Let $H_1$, $H_2$, $H_3$ be normal subgroups of a group $G$. Furthermore let
- $H^1=\langle H_2\cup H_3\rangle$,
- $H^2=\langle H_1\cup H_3\rangle$,
- $H^3=\langle H_1\cup H_2\rangle$.
Suppose that the homomorphism $p:G\rightarrow G/H^1\times G/H^2\times G/H^3$ defined by $$p(g):=(gH^1,gH^2,gH^3)$$ is an isomorphism of $G$ onto $G/H^1\times G/H^2\times G/H^3$.
Do these assumptions imply that $G$ is the internal direct product of $H_1$, $H_2$ and $H_3$?
Yes:
Notice $H_1\le H^2\cap H^3$ and as $\rho$ is an isomorphism $H^1\cap H^2\cap H^3=1$ so $H_1\cap H^1=1$. Therefore $G/H^1$ has a subgroup isomorphic to $H_1$. Similarly $G/H^2$ has a subgroup isomorphic to $H_2$ and $G/H^3$ has a subgroup isomorphic to $H_3$.
Together this means $G$ has a subgroup isomorphic to $H_1\times H_2\times H_3$ which is the image of $H_1H_2H_3$ under $\rho$.

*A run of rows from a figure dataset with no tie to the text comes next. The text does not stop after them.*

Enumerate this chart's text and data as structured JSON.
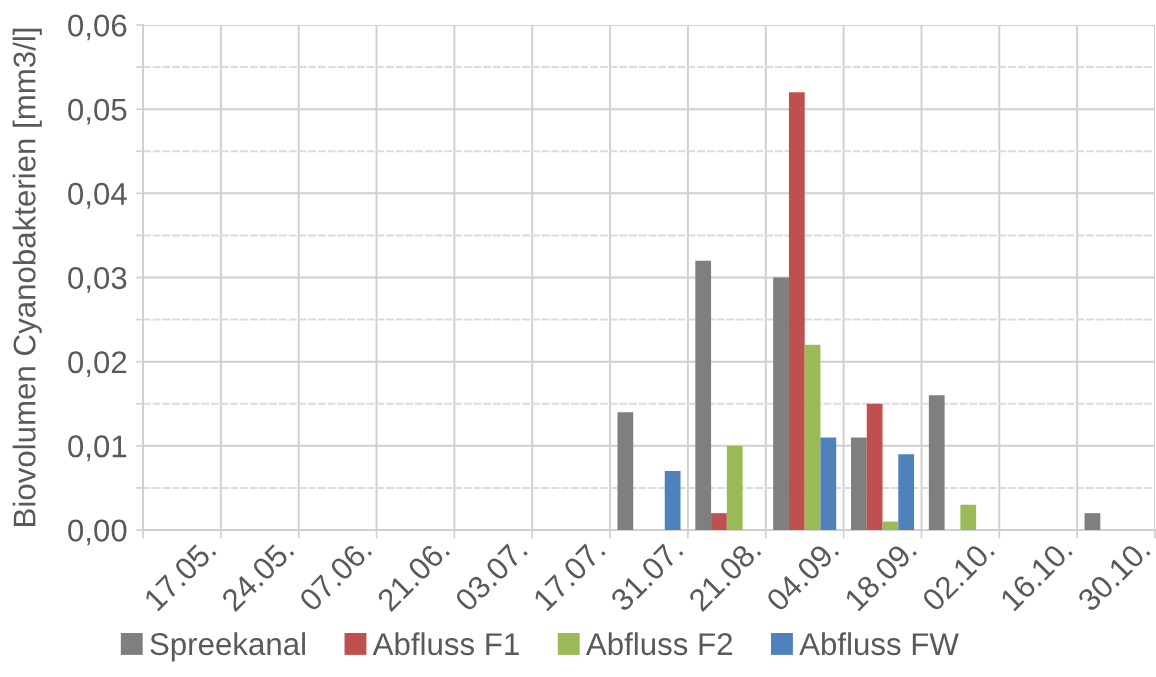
{
  "chart_data": {
    "type": "bar",
    "ylabel": "Biovolumen Cyanobakterien [mm3/l]",
    "categories": [
      "17.05.",
      "24.05.",
      "07.06.",
      "21.06.",
      "03.07.",
      "17.07.",
      "31.07.",
      "21.08.",
      "04.09.",
      "18.09.",
      "02.10.",
      "16.10.",
      "30.10."
    ],
    "series": [
      {
        "name": "Spreekanal",
        "color": "#7f7f7f",
        "values": [
          null,
          null,
          null,
          null,
          null,
          null,
          0.014,
          0.032,
          0.03,
          0.011,
          0.016,
          null,
          0.002
        ]
      },
      {
        "name": "Abfluss F1",
        "color": "#c0504d",
        "values": [
          null,
          null,
          null,
          null,
          null,
          null,
          null,
          0.002,
          0.052,
          0.015,
          null,
          null,
          null
        ]
      },
      {
        "name": "Abfluss F2",
        "color": "#9bbb59",
        "values": [
          null,
          null,
          null,
          null,
          null,
          null,
          null,
          0.01,
          0.022,
          0.001,
          0.003,
          null,
          null
        ]
      },
      {
        "name": "Abfluss FW",
        "color": "#4f81bd",
        "values": [
          null,
          null,
          null,
          null,
          null,
          null,
          0.007,
          null,
          0.011,
          0.009,
          null,
          null,
          null
        ]
      }
    ],
    "ylim": [
      0,
      0.06
    ],
    "yticks": [
      {
        "value": 0,
        "label": "0,00"
      },
      {
        "value": 0.005,
        "label": null
      },
      {
        "value": 0.01,
        "label": "0,01"
      },
      {
        "value": 0.015,
        "label": null
      },
      {
        "value": 0.02,
        "label": "0,02"
      },
      {
        "value": 0.025,
        "label": null
      },
      {
        "value": 0.03,
        "label": "0,03"
      },
      {
        "value": 0.035,
        "label": null
      },
      {
        "value": 0.04,
        "label": "0,04"
      },
      {
        "value": 0.045,
        "label": null
      },
      {
        "value": 0.05,
        "label": "0,05"
      },
      {
        "value": 0.055,
        "label": null
      },
      {
        "value": 0.06,
        "label": "0,06"
      }
    ],
    "grid": true,
    "legend": "bottom"
  }
}
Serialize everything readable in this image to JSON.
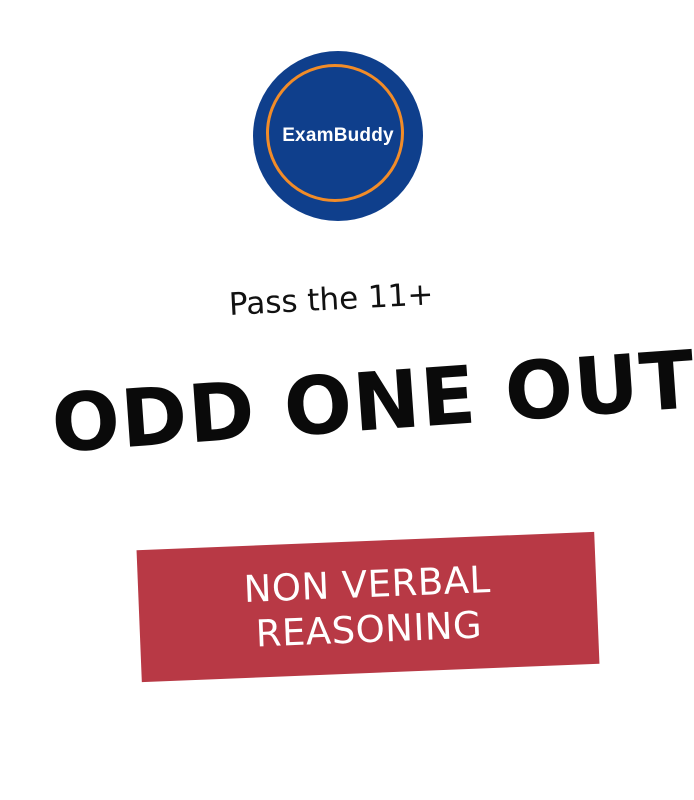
{
  "logo": {
    "text": "ExamBuddy",
    "colors": {
      "fill": "#0f3f8c",
      "ring": "#f28c28"
    }
  },
  "tagline": "Pass the 11+",
  "title": "ODD ONE OUT",
  "banner": {
    "line1": "NON VERBAL",
    "line2": "REASONING",
    "color": "#b83945"
  }
}
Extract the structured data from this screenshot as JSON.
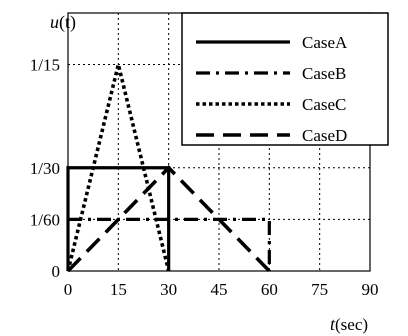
{
  "chart_data": {
    "type": "line",
    "ylabel": "u(t)",
    "xlabel": "t(sec)",
    "xlabel_var": "t",
    "xlabel_unit": "(sec)",
    "ylabel_var": "u",
    "ylabel_arg": "(t)",
    "xlim": [
      0,
      90
    ],
    "ylim": [
      0,
      0.0833
    ],
    "grid": true,
    "legend_position": "top-right",
    "x_ticks": [
      {
        "value": 0,
        "label": "0"
      },
      {
        "value": 15,
        "label": "15"
      },
      {
        "value": 30,
        "label": "30"
      },
      {
        "value": 45,
        "label": "45"
      },
      {
        "value": 60,
        "label": "60"
      },
      {
        "value": 75,
        "label": "75"
      },
      {
        "value": 90,
        "label": "90"
      }
    ],
    "y_ticks": [
      {
        "value": 0,
        "label": "0"
      },
      {
        "value": 0.016667,
        "label": "1/60"
      },
      {
        "value": 0.033333,
        "label": "1/30"
      },
      {
        "value": 0.066667,
        "label": "1/15"
      }
    ],
    "series": [
      {
        "name": "CaseA",
        "style": "solid",
        "points": [
          [
            0,
            0
          ],
          [
            0,
            0.033333
          ],
          [
            30,
            0.033333
          ],
          [
            30,
            0
          ]
        ]
      },
      {
        "name": "CaseB",
        "style": "dashdot",
        "points": [
          [
            0,
            0.016667
          ],
          [
            60,
            0.016667
          ],
          [
            60,
            0
          ]
        ]
      },
      {
        "name": "CaseC",
        "style": "dotted",
        "points": [
          [
            0,
            0
          ],
          [
            15,
            0.066667
          ],
          [
            30,
            0
          ]
        ]
      },
      {
        "name": "CaseD",
        "style": "longdash",
        "points": [
          [
            0,
            0
          ],
          [
            30,
            0.033333
          ],
          [
            60,
            0
          ]
        ]
      }
    ]
  }
}
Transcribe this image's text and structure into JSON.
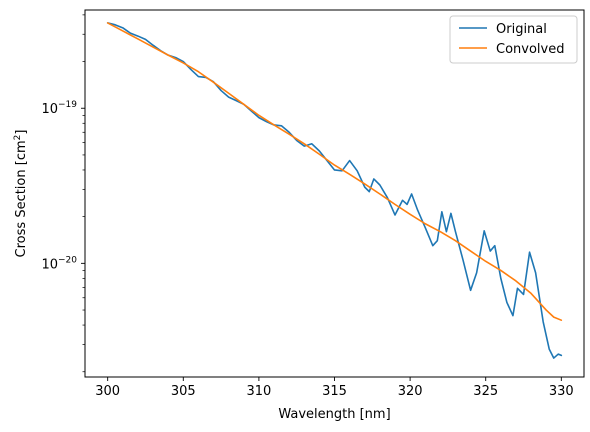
{
  "chart_data": {
    "type": "line",
    "title": "",
    "xlabel": "Wavelength [nm]",
    "ylabel_base": "Cross Section [cm",
    "ylabel_sup": "2",
    "ylabel_end": "]",
    "xlim": [
      298.5,
      331.5
    ],
    "ylim": [
      1.85e-21,
      4.3e-19
    ],
    "yscale": "log",
    "grid": false,
    "legend_position": "upper-right",
    "x_ticks": [
      300,
      305,
      310,
      315,
      320,
      325,
      330
    ],
    "x_tick_labels": [
      "300",
      "305",
      "310",
      "315",
      "320",
      "325",
      "330"
    ],
    "y_major_ticks": [
      {
        "value": 1e-19,
        "mantissa": "10",
        "exponent": "−19"
      },
      {
        "value": 1e-20,
        "mantissa": "10",
        "exponent": "−20"
      }
    ],
    "y_minor_ticks": [
      2e-21,
      3e-21,
      4e-21,
      5e-21,
      6e-21,
      7e-21,
      8e-21,
      9e-21,
      2e-20,
      3e-20,
      4e-20,
      5e-20,
      6e-20,
      7e-20,
      8e-20,
      9e-20,
      2e-19,
      3e-19,
      4e-19
    ],
    "series": [
      {
        "name": "Original",
        "color": "#1f77b4",
        "points": [
          [
            300.0,
            3.55e-19
          ],
          [
            300.5,
            3.45e-19
          ],
          [
            301.0,
            3.3e-19
          ],
          [
            301.5,
            3.05e-19
          ],
          [
            302.0,
            2.92e-19
          ],
          [
            302.5,
            2.78e-19
          ],
          [
            303.0,
            2.55e-19
          ],
          [
            303.5,
            2.35e-19
          ],
          [
            304.0,
            2.2e-19
          ],
          [
            304.5,
            2.12e-19
          ],
          [
            305.0,
            2e-19
          ],
          [
            305.5,
            1.78e-19
          ],
          [
            306.0,
            1.6e-19
          ],
          [
            306.5,
            1.58e-19
          ],
          [
            307.0,
            1.48e-19
          ],
          [
            307.5,
            1.3e-19
          ],
          [
            308.0,
            1.18e-19
          ],
          [
            308.5,
            1.12e-19
          ],
          [
            309.0,
            1.06e-19
          ],
          [
            309.5,
            9.6e-20
          ],
          [
            310.0,
            8.7e-20
          ],
          [
            310.5,
            8.2e-20
          ],
          [
            311.0,
            7.8e-20
          ],
          [
            311.5,
            7.7e-20
          ],
          [
            312.0,
            7e-20
          ],
          [
            312.5,
            6.2e-20
          ],
          [
            313.0,
            5.7e-20
          ],
          [
            313.5,
            5.9e-20
          ],
          [
            314.0,
            5.3e-20
          ],
          [
            314.5,
            4.6e-20
          ],
          [
            315.0,
            4e-20
          ],
          [
            315.5,
            3.95e-20
          ],
          [
            316.0,
            4.6e-20
          ],
          [
            316.5,
            3.95e-20
          ],
          [
            317.0,
            3.1e-20
          ],
          [
            317.3,
            2.9e-20
          ],
          [
            317.6,
            3.5e-20
          ],
          [
            318.0,
            3.2e-20
          ],
          [
            318.5,
            2.65e-20
          ],
          [
            319.0,
            2.05e-20
          ],
          [
            319.5,
            2.55e-20
          ],
          [
            319.8,
            2.4e-20
          ],
          [
            320.1,
            2.8e-20
          ],
          [
            320.5,
            2.2e-20
          ],
          [
            321.0,
            1.7e-20
          ],
          [
            321.5,
            1.3e-20
          ],
          [
            321.8,
            1.4e-20
          ],
          [
            322.1,
            2.15e-20
          ],
          [
            322.4,
            1.6e-20
          ],
          [
            322.7,
            2.1e-20
          ],
          [
            323.0,
            1.6e-20
          ],
          [
            323.5,
            1.05e-20
          ],
          [
            324.0,
            6.7e-21
          ],
          [
            324.4,
            8.7e-21
          ],
          [
            324.9,
            1.62e-20
          ],
          [
            325.3,
            1.2e-20
          ],
          [
            325.6,
            1.3e-20
          ],
          [
            326.0,
            8e-21
          ],
          [
            326.4,
            5.6e-21
          ],
          [
            326.8,
            4.6e-21
          ],
          [
            327.1,
            6.9e-21
          ],
          [
            327.5,
            6.3e-21
          ],
          [
            327.9,
            1.18e-20
          ],
          [
            328.3,
            8.7e-21
          ],
          [
            328.8,
            4.2e-21
          ],
          [
            329.2,
            2.8e-21
          ],
          [
            329.5,
            2.45e-21
          ],
          [
            329.8,
            2.6e-21
          ],
          [
            330.0,
            2.55e-21
          ]
        ]
      },
      {
        "name": "Convolved",
        "color": "#ff7f0e",
        "points": [
          [
            300.0,
            3.55e-19
          ],
          [
            301.0,
            3.15e-19
          ],
          [
            302.0,
            2.8e-19
          ],
          [
            303.0,
            2.48e-19
          ],
          [
            304.0,
            2.2e-19
          ],
          [
            305.0,
            1.96e-19
          ],
          [
            306.0,
            1.72e-19
          ],
          [
            307.0,
            1.47e-19
          ],
          [
            308.0,
            1.25e-19
          ],
          [
            309.0,
            1.06e-19
          ],
          [
            310.0,
            9e-20
          ],
          [
            311.0,
            7.8e-20
          ],
          [
            312.0,
            6.8e-20
          ],
          [
            313.0,
            5.9e-20
          ],
          [
            314.0,
            5.05e-20
          ],
          [
            315.0,
            4.3e-20
          ],
          [
            316.0,
            3.75e-20
          ],
          [
            317.0,
            3.25e-20
          ],
          [
            318.0,
            2.8e-20
          ],
          [
            319.0,
            2.4e-20
          ],
          [
            320.0,
            2.07e-20
          ],
          [
            321.0,
            1.8e-20
          ],
          [
            322.0,
            1.6e-20
          ],
          [
            323.0,
            1.4e-20
          ],
          [
            324.0,
            1.2e-20
          ],
          [
            325.0,
            1.03e-20
          ],
          [
            326.0,
            9e-21
          ],
          [
            327.0,
            7.7e-21
          ],
          [
            328.0,
            6.4e-21
          ],
          [
            329.0,
            5e-21
          ],
          [
            329.5,
            4.5e-21
          ],
          [
            330.0,
            4.3e-21
          ]
        ]
      }
    ]
  }
}
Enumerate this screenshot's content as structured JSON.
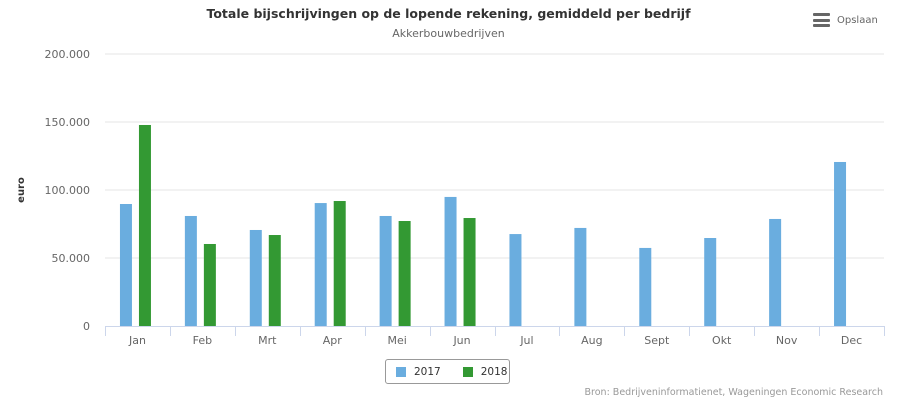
{
  "menu": {
    "label": "Opslaan",
    "icon": "hamburger-menu-icon"
  },
  "credits": "Bron: Bedrijveninformatienet, Wageningen Economic Research",
  "colors": {
    "s2017": "#6aaddf",
    "s2018": "#339933",
    "grid": "#e6e6e6",
    "axis": "#ccd6eb"
  },
  "chart_data": {
    "type": "bar",
    "title": "Totale bijschrijvingen op de lopende rekening, gemiddeld per bedrijf",
    "subtitle": "Akkerbouwbedrijven",
    "xlabel": "",
    "ylabel": "euro",
    "ylim": [
      0,
      200000
    ],
    "yticks": [
      0,
      50000,
      100000,
      150000,
      200000
    ],
    "ytick_labels": [
      "0",
      "50.000",
      "100.000",
      "150.000",
      "200.000"
    ],
    "grid": true,
    "legend_position": "bottom-center",
    "categories": [
      "Jan",
      "Feb",
      "Mrt",
      "Apr",
      "Mei",
      "Jun",
      "Jul",
      "Aug",
      "Sept",
      "Okt",
      "Nov",
      "Dec"
    ],
    "series": [
      {
        "name": "2017",
        "color": "#6aaddf",
        "values": [
          89700,
          80900,
          70600,
          90400,
          80900,
          94900,
          67600,
          72100,
          57400,
          64700,
          78700,
          120600
        ]
      },
      {
        "name": "2018",
        "color": "#339933",
        "values": [
          147800,
          60300,
          66900,
          91900,
          77200,
          79400,
          null,
          null,
          null,
          null,
          null,
          null
        ]
      }
    ]
  }
}
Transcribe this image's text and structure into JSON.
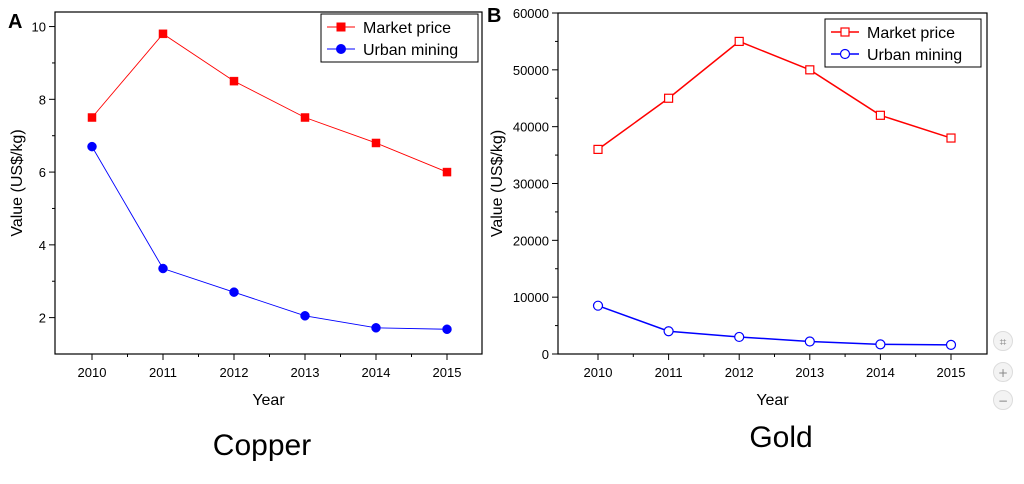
{
  "chart_data": [
    {
      "type": "line",
      "panel_label": "A",
      "caption": "Copper",
      "xlabel": "Year",
      "ylabel": "Value (US$/kg)",
      "categories": [
        "2010",
        "2011",
        "2012",
        "2013",
        "2014",
        "2015"
      ],
      "ylim": [
        1,
        10.4
      ],
      "yticks": [
        2,
        4,
        6,
        8,
        10
      ],
      "ytick_labels": [
        "2",
        "4",
        "6",
        "8",
        "10"
      ],
      "legend": "top-right",
      "grid": false,
      "series": [
        {
          "name": "Market price",
          "values": [
            7.5,
            9.8,
            8.5,
            7.5,
            6.8,
            6.0
          ],
          "color": "#ff0000",
          "marker": "square-filled"
        },
        {
          "name": "Urban mining",
          "values": [
            6.7,
            3.35,
            2.7,
            2.05,
            1.72,
            1.68
          ],
          "color": "#0000ff",
          "marker": "circle-filled"
        }
      ]
    },
    {
      "type": "line",
      "panel_label": "B",
      "caption": "Gold",
      "xlabel": "Year",
      "ylabel": "Value (US$/kg)",
      "categories": [
        "2010",
        "2011",
        "2012",
        "2013",
        "2014",
        "2015"
      ],
      "ylim": [
        0,
        60000
      ],
      "yticks": [
        0,
        10000,
        20000,
        30000,
        40000,
        50000,
        60000
      ],
      "ytick_labels": [
        "0",
        "10000",
        "20000",
        "30000",
        "40000",
        "50000",
        "60000"
      ],
      "legend": "top-right",
      "grid": false,
      "series": [
        {
          "name": "Market price",
          "values": [
            36000,
            45000,
            55000,
            50000,
            42000,
            38000
          ],
          "color": "#ff0000",
          "marker": "square-open"
        },
        {
          "name": "Urban mining",
          "values": [
            8500,
            4000,
            3000,
            2200,
            1700,
            1600
          ],
          "color": "#0000ff",
          "marker": "circle-open"
        }
      ]
    }
  ],
  "controls": [
    {
      "icon": "fit-screen-icon",
      "symbol": "⌗"
    },
    {
      "icon": "zoom-in-icon",
      "symbol": "+"
    },
    {
      "icon": "zoom-out-icon",
      "symbol": "−"
    }
  ]
}
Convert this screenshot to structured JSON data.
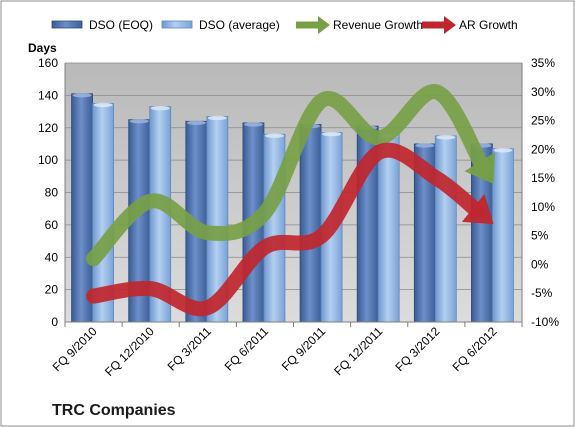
{
  "company": "TRC Companies",
  "chart_data": {
    "type": "bar",
    "categories": [
      "FQ 9/2010",
      "FQ 12/2010",
      "FQ 3/2011",
      "FQ 6/2011",
      "FQ 9/2011",
      "FQ 12/2011",
      "FQ 3/2012",
      "FQ 6/2012"
    ],
    "series": [
      {
        "name": "DSO (EOQ)",
        "type": "bar",
        "axis": "left",
        "color": "#4f6fa8",
        "values": [
          141,
          125,
          124,
          123,
          122,
          121,
          110,
          110
        ]
      },
      {
        "name": "DSO (average)",
        "type": "bar",
        "axis": "left",
        "color": "#8eb4e3",
        "values": [
          135,
          133,
          127,
          116,
          117,
          116,
          115,
          107
        ]
      },
      {
        "name": "Revenue Growth",
        "type": "arrow-line",
        "axis": "right",
        "color": "#77a046",
        "values": [
          0.01,
          0.11,
          0.055,
          0.09,
          0.285,
          0.22,
          0.3,
          0.14
        ]
      },
      {
        "name": "AR Growth",
        "type": "arrow-line",
        "axis": "right",
        "color": "#c0262d",
        "values": [
          -0.055,
          -0.042,
          -0.075,
          0.03,
          0.05,
          0.195,
          0.15,
          0.07
        ]
      }
    ],
    "ylabel": "Days",
    "ylim": [
      0,
      160
    ],
    "yticks": [
      "0",
      "20",
      "40",
      "60",
      "80",
      "100",
      "120",
      "140",
      "160"
    ],
    "y2lim": [
      -0.1,
      0.35
    ],
    "y2ticks": [
      "-10%",
      "-5%",
      "0%",
      "5%",
      "10%",
      "15%",
      "20%",
      "25%",
      "30%",
      "35%"
    ],
    "grid": true,
    "legend": "top"
  }
}
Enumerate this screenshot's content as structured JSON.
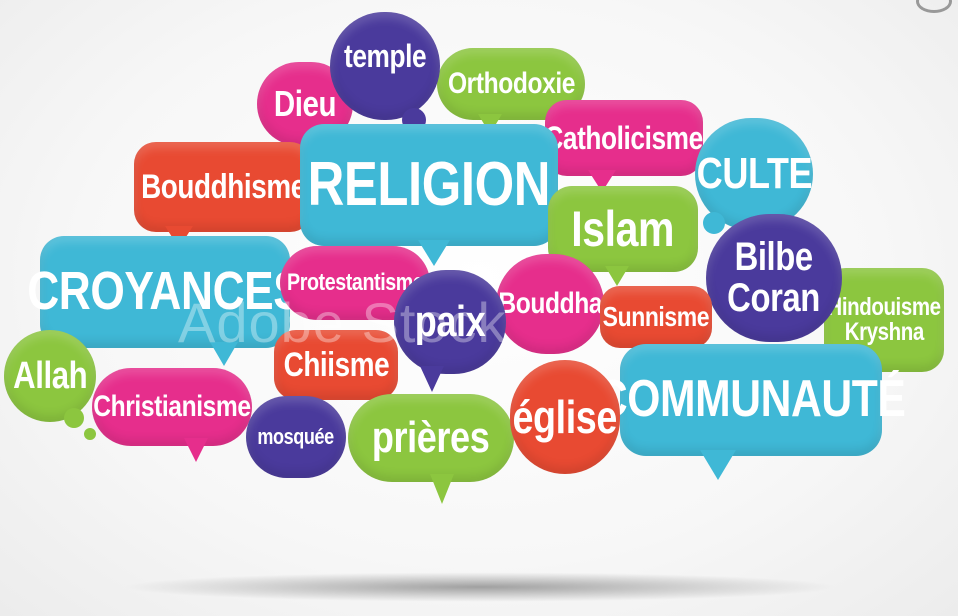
{
  "watermark": "Adobe Stock",
  "bubbles": {
    "temple": "temple",
    "dieu": "Dieu",
    "orthodoxie": "Orthodoxie",
    "catholicisme": "Catholicisme",
    "culte": "CULTE",
    "bouddhisme": "Bouddhisme",
    "religion": "RELIGION",
    "islam": "Islam",
    "croyances": "CROYANCES",
    "protestantisme": "Protestantisme",
    "bilbe": "Bilbe",
    "coran": "Coran",
    "hindouisme": "Hindouisme",
    "kryshna": "Kryshna",
    "paix": "paix",
    "bouddha": "Bouddha",
    "sunnisme": "Sunnisme",
    "allah": "Allah",
    "chiisme": "Chiisme",
    "christianisme": "Christianisme",
    "mosquee": "mosquée",
    "prieres": "prières",
    "eglise": "église",
    "communaute": "COMMUNAUTÉ"
  },
  "colors": {
    "blue": "#3fb8d6",
    "pink": "#e62e8c",
    "purple": "#4a3a9c",
    "green": "#8cc63f",
    "red": "#e84a32"
  }
}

If $g\in G\setminus H_1H_2H_3$ then suppose $\rho(h)=(gH_1,H_2,H_3)$ for some $h\in G$. In particular $h\in H_2\cap H_3$ and $h^{-1}g\in H_1$ so $g=h(h^{-1}g)\in H_1H_2H_3$ contrary to assumption. Hence $\rho$ is not surjective contrary to assumption. This means $G=H_1H_2H_3$ which is isomorphic under $\rho$ to $H_1\times H_2\times H_3$.